The structure is simple enough, but here is some detail as to what each component addresses. The six elements or components of a positioning statement are:
- Target Audience. This is an attitudinal and demographic description of your core prospect. This is to whom your brand is intended to appeal, and includes customers that most closely represents your brand’s most fervent users. As you can see, market research (informal or formal) is key to understanding and formulating this component.
- Brand. This is what you’re marketing. It may seem like a simple step, but take a few moments to reflect on exactly what you are attempting to brand. Is it the product/service itself? Or is it your company? Or is it something else?
- Frame of Reference. This is the category in which your brand competes, and including it helps provide context for your brand and relevance to your customers.
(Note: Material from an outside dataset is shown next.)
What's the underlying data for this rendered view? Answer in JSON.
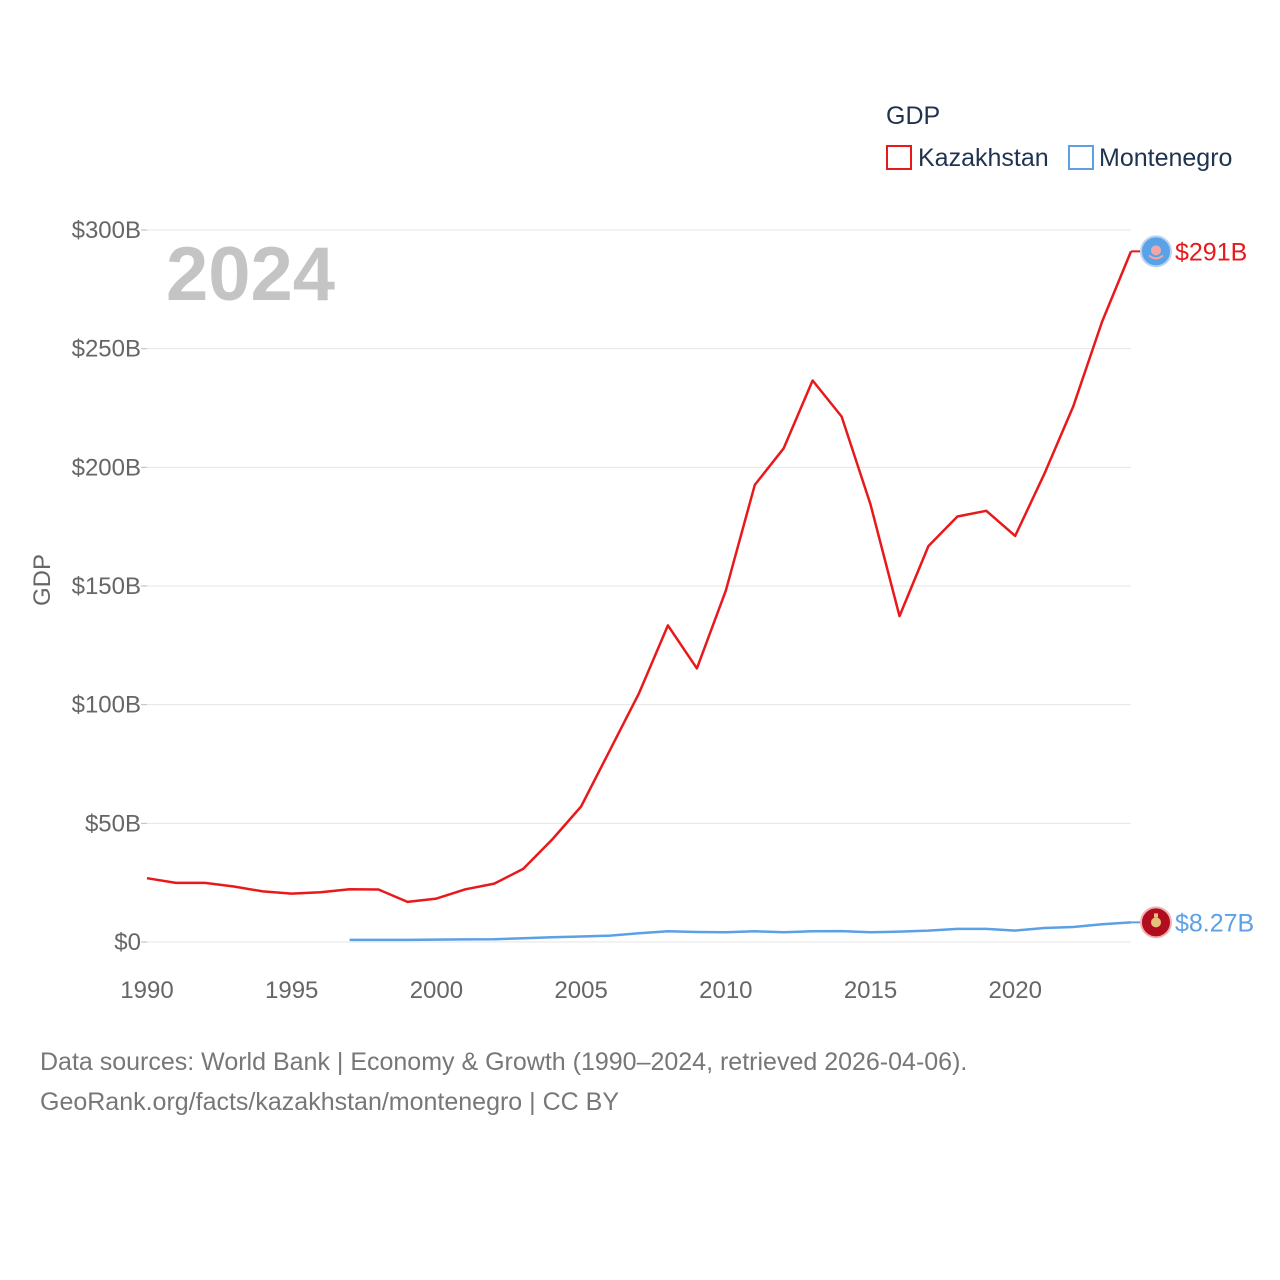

- Benefit/Point of Difference. Cite the most compelling and motivating benefit your brand offers your target audience relative to your competition.
- Product/Service/Brand Name. Your brand can be different than your brand name. For example, Apple is an overarching brand, while iPad is a brand name within that brand. If you have developed a brand name already, use it here. If not use a descriptor of your product/service.
- Reason to Believe. Figure out what convincing proof do you have that your brand delivers what it promises and add it here.
One thing to remember is that while your positioning statement should accurately describe your brand and brand promise, it should also have an aspirational feel to it.
Evaluating Your Positioning Statement
Now that you have created your positioning statement, it is important to test it to make sure it will work for you. Ask yourself:
- Is my positioning statement memorable?
- Does it motivate and focus on the core target audience?
- Is it clear?
- Does it provide a distinctive and meaningful picture of my brand?
- Does it differentiate my brand from the competition?
- Is it credible?
- Does it allow for future growth?
- Will it serve as a filter for brand decision making, and make decision making easier?
- Will I use it?
If you answered yes to all these questions, congratulations you have a positioning statement. If not, don’t fret. That just means you’re that much closer to getting your true positioning statement.
Positioning Statement Example
Here’s the positioning statement I created when I started thinking about creating this website. How do you think I’ve done so far in adhering to this positioning statement?
For marketing professionals, John Moss is the marketing and branding expert who delivers authentic knowledge, expertise and guidance because only John Moss Marketing shares John Moss’ experience as he explores real-world marketing and branding issues facing new and established brands.
Notice that I didn’t focus on a website or blog. Those are just tactics/mechanisms for delivering on the brand promise, and I may change those tactics one day. By focusing on the core brand promise as I developed the positioning statement instead of the details, I left myself plenty of room for growth.
Tips for Developing a Positioning Statement
Here are a few other tips when developing your positioning statement:
- Try to stick to one benefit/differentiator. Avoid stuffing as much as you can into your positioning statement. Simplicity is always better, and if you are having a hard time figuring out what is your main differentiator from a group of equally important differentiators, maybe none of them are your true competitive advantage.
- Define your target audience. And take the time to do this right, even if it means doing some market research.
- Include a plausible and customer-centric reason to believe or the reason to buy. Keep focused on the customer and his needs.
- Include unique benefits that are sustainable over a period of time. No one is going to get excited by an imitator. And who cares if your unique benefits are short lived? A positioning statement is intended as a long-term statement, so short-term benefits have no place in it.
- Invest the time and effort to do it right!